Although the complexities of implementing GS in a wheat breeding program may seem daunting, even a simple GS strategy can be useful. Most wheat breeding programs in the United States and at CIMMYT are implementing some form of GS to help improve line advancement decisions during testing and to improve parent selection. Most of these programs are not yet routinely using rapid cycle recurrent GS, multi-trait GS models, or OCS. Over time, as more analytical tools are developed and as breeders become more skilled in GS methods and analytical techniques, breeding programs will be able to evolve further to take advantage of the potential of GS to maximize rates of genetic gain in wheat using selection procedures that are increasingly complex and data-driven.

4 Key Concepts

The goal of population improvement is to enhance the genetic base of the breeding program, while selection methods aim to identify breeding lines with superior potential or performance. Recurrent selection is the predominant approach to population improvement in wheat breeding and aims to enhance the breeding population as a whole through crossing and recombination. Generating crosses in wheat is a labor-intensive process, however, both recessive and dominant male-sterility genes are available in wheat that can greatly facilitate intermating. Mass, best linear unbiased prediction, marker-assisted selection and genomic selection are commonly used selection methods in wheat breeding.

5 Conclusions

Considering the multitude of approaches to population improvement and selection methods as well as the many line development methods described in Chap. 5, breeders are tasked with determining how to best combine these into an effective breeding strategy given fixed financial resources and infrastructure.

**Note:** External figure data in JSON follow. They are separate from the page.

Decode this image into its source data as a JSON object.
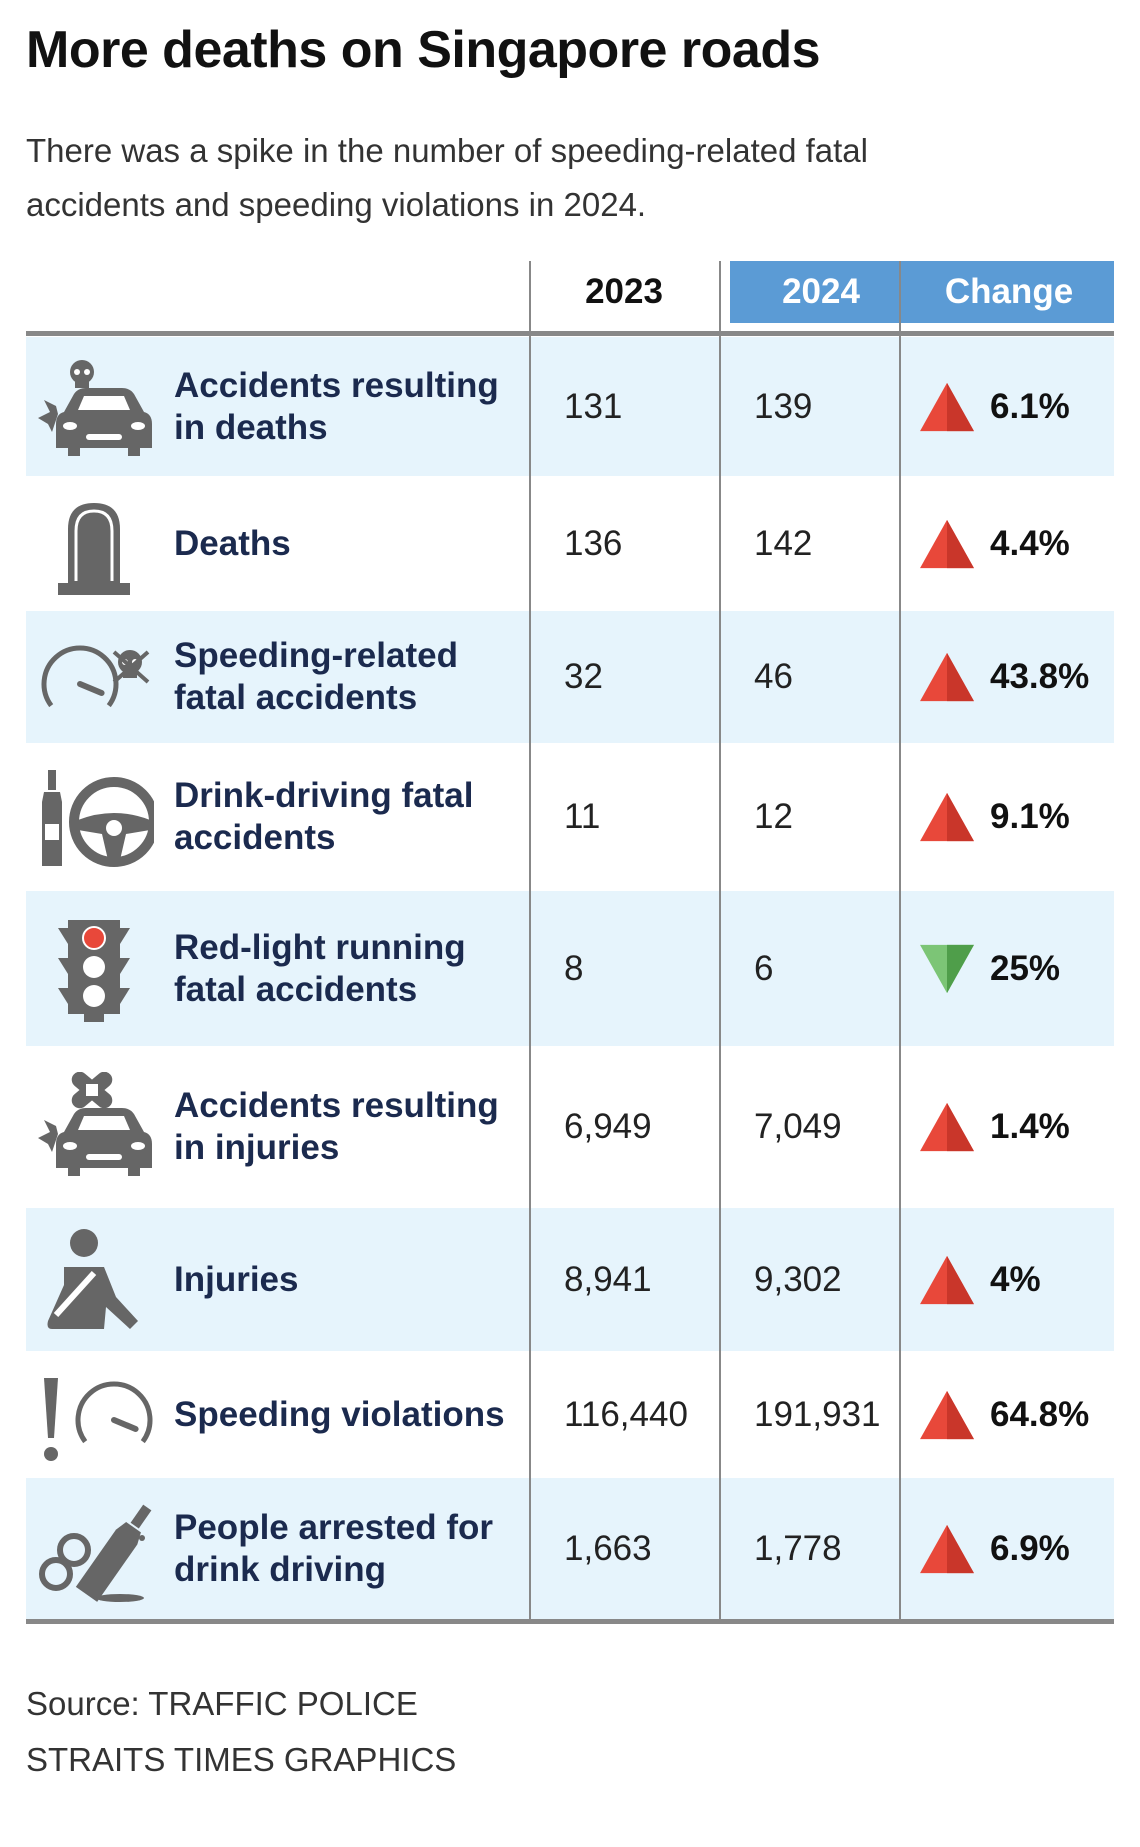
{
  "title": "More deaths on Singapore roads",
  "subtitle": "There was a spike in the number of speeding-related fatal accidents and speeding violations in 2024.",
  "colors": {
    "header_fill": "#5b9bd5",
    "row_alt": "#e6f4fc",
    "label_text": "#1b2a4e",
    "increase": "#e8483a",
    "decrease": "#5cb85c",
    "icon": "#666666"
  },
  "chart_data": {
    "type": "table",
    "columns": [
      "2023",
      "2024",
      "Change"
    ],
    "rows": [
      {
        "label": "Accidents resulting in deaths",
        "icon": "car-crash-skull-icon",
        "y2023": "131",
        "y2024": "139",
        "change": "6.1%",
        "direction": "up"
      },
      {
        "label": "Deaths",
        "icon": "tombstone-icon",
        "y2023": "136",
        "y2024": "142",
        "change": "4.4%",
        "direction": "up"
      },
      {
        "label": "Speeding-related fatal accidents",
        "icon": "speedometer-skull-icon",
        "y2023": "32",
        "y2024": "46",
        "change": "43.8%",
        "direction": "up"
      },
      {
        "label": "Drink-driving fatal accidents",
        "icon": "bottle-steering-wheel-icon",
        "y2023": "11",
        "y2024": "12",
        "change": "9.1%",
        "direction": "up"
      },
      {
        "label": "Red-light running fatal accidents",
        "icon": "traffic-light-icon",
        "y2023": "8",
        "y2024": "6",
        "change": "25%",
        "direction": "down"
      },
      {
        "label": "Accidents resulting in injuries",
        "icon": "car-crash-bandage-icon",
        "y2023": "6,949",
        "y2024": "7,049",
        "change": "1.4%",
        "direction": "up"
      },
      {
        "label": "Injuries",
        "icon": "injured-person-icon",
        "y2023": "8,941",
        "y2024": "9,302",
        "change": "4%",
        "direction": "up"
      },
      {
        "label": "Speeding violations",
        "icon": "exclamation-speedometer-icon",
        "y2023": "116,440",
        "y2024": "191,931",
        "change": "64.8%",
        "direction": "up"
      },
      {
        "label": "People arrested for drink driving",
        "icon": "handcuffs-bottle-icon",
        "y2023": "1,663",
        "y2024": "1,778",
        "change": "6.9%",
        "direction": "up"
      }
    ]
  },
  "source": "Source: TRAFFIC POLICE",
  "credit": "STRAITS TIMES GRAPHICS"
}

Rather than take this challenge head-on, most successful breeding programs repeat what has traditionally been done with minor modifications. Complete redesign of a breeding program is rarely undertaken, as it can be disruptive to the ongoing variety development process. However, it should be recognized that methods like GS are inherently disruptive when used to their full potential. Thus, flexibility and an open mind will be needed in order for a breeding program to develop and deploy an optimal strategy using the latest methodological advancements.